Commercial, Distributed Energy Resources, Energy Storage, Industrial, Regulation, Utilities, Distributed Generation, Solar - September 24, 2016
Weekend reads: Musk's solar roof; Trump vows deregulation; wave-powered electricity & more
Every Saturday, we'll bring you five most interesting — or quirky; it is the weekend after all — energy stories from the prior week that you may have missed from around the web. This weekend's reads:
Musk Plans to Unveil Solar Roof With Storage, Charger in October (Bloomberg News): Tesla Motors Inc. plans to introduce a new combination of solar power, battery storage and electric-vehicle charging systems at an event near San Francisco on Oct. 28. Billionaire Elon Musk, the chairman and the largest shareholder of both Tesla and SolarCity Corp., announced his plans to unveil the new product in a message on Twitter Thursday. SolarCity’s board agreed to Tesla’s offer to buy the biggest U.S. rooftop solar supplier on Aug. 1.
Donald Trump Promises Deregulation of Energy Production (Wall Street Journal): Republican presidential candidate Donald Trump promised sweeping deregulation of natural-gas, oil and coal production as part of an "America-first energy" plan. Speaking on Thursday to a conference of 1,500 gas-industry executives, managers and salespeople, Mr. Trump said he would lift restrictions on America’s "untapped energy—some $50 trillion in shale energy, oil reserves and natural gas on federal lands, in addition to hundreds of years of coal energy reserves."

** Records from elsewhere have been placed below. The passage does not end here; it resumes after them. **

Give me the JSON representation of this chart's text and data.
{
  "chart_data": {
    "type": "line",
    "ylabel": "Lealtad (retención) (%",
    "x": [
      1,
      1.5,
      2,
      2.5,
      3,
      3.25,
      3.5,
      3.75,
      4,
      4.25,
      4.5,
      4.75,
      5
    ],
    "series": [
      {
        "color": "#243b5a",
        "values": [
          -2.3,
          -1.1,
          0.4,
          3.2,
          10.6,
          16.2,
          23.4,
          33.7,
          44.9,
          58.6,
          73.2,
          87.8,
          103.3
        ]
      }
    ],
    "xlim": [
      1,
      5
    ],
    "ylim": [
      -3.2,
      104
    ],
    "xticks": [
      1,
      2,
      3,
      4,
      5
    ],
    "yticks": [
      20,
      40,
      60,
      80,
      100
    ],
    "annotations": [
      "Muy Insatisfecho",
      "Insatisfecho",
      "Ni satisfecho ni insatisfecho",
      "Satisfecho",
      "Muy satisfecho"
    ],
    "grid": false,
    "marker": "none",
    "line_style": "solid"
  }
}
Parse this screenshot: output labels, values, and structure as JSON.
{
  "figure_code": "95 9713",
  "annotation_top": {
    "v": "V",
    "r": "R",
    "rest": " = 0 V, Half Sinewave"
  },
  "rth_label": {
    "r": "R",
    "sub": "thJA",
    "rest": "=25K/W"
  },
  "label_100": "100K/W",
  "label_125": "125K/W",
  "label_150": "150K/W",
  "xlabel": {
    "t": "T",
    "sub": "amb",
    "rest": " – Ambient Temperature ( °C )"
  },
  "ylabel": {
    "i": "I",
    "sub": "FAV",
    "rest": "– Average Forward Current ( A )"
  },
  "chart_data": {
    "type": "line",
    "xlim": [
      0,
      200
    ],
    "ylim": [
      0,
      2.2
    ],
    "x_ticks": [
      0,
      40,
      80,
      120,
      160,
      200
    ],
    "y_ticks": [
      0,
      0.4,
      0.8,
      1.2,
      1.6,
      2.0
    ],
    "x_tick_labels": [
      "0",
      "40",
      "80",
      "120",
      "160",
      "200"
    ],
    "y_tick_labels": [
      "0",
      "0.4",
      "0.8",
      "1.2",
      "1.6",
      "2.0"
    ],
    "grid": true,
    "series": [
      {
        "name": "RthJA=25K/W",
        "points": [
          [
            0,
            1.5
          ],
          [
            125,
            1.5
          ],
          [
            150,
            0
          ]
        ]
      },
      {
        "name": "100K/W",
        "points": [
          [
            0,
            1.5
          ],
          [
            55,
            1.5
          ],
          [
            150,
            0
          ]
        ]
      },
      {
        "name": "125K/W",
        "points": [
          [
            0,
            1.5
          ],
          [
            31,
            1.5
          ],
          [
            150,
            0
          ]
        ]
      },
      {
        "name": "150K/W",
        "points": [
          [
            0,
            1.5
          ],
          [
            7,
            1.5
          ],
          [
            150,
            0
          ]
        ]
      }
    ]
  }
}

Wave-powered electricity makes U.S. debut in Hawaii (CBS News): In the waters off the coast of Hawaii, a tall buoy bobs and sways in the water, using the rise and fall of the waves to generate electricity. The current travels through an undersea cable for a mile to a military base, where it is fed into Oahu’s power grid - the first wave-produced electricity to go online in the U.S.
Risky Business: Hollywood Bets Big on ‘Deepwater Horizon’ (The New York Times): In Hollywood, films like "Deepwater Horizon" are not supposed to exist. When a movie's production budget climbs past $100 million, the money usually flows to superheroes, sequels or remakes. Not to a film based on the last hours of a doomed oil drilling rig whose fiery demise led to one of the largest environmental disasters in American history.
DC Circuit primer: All you need to know ahead of the Clean Power Plan's pivotal court date (Utility Dive): Make no mistake, the Clean Power Plan is almost certainly heading for an ultimate showdown at the U.S. Supreme Court. The stakes are so high that virtually any lower court decision will be challenged. But the U.S. Court of Appeals for the District of Columbia Circuit slated to consider the case first, with oral arguments beginning Sept. 27. So is that court's decision just a mere formality? Absolutely not, say experts.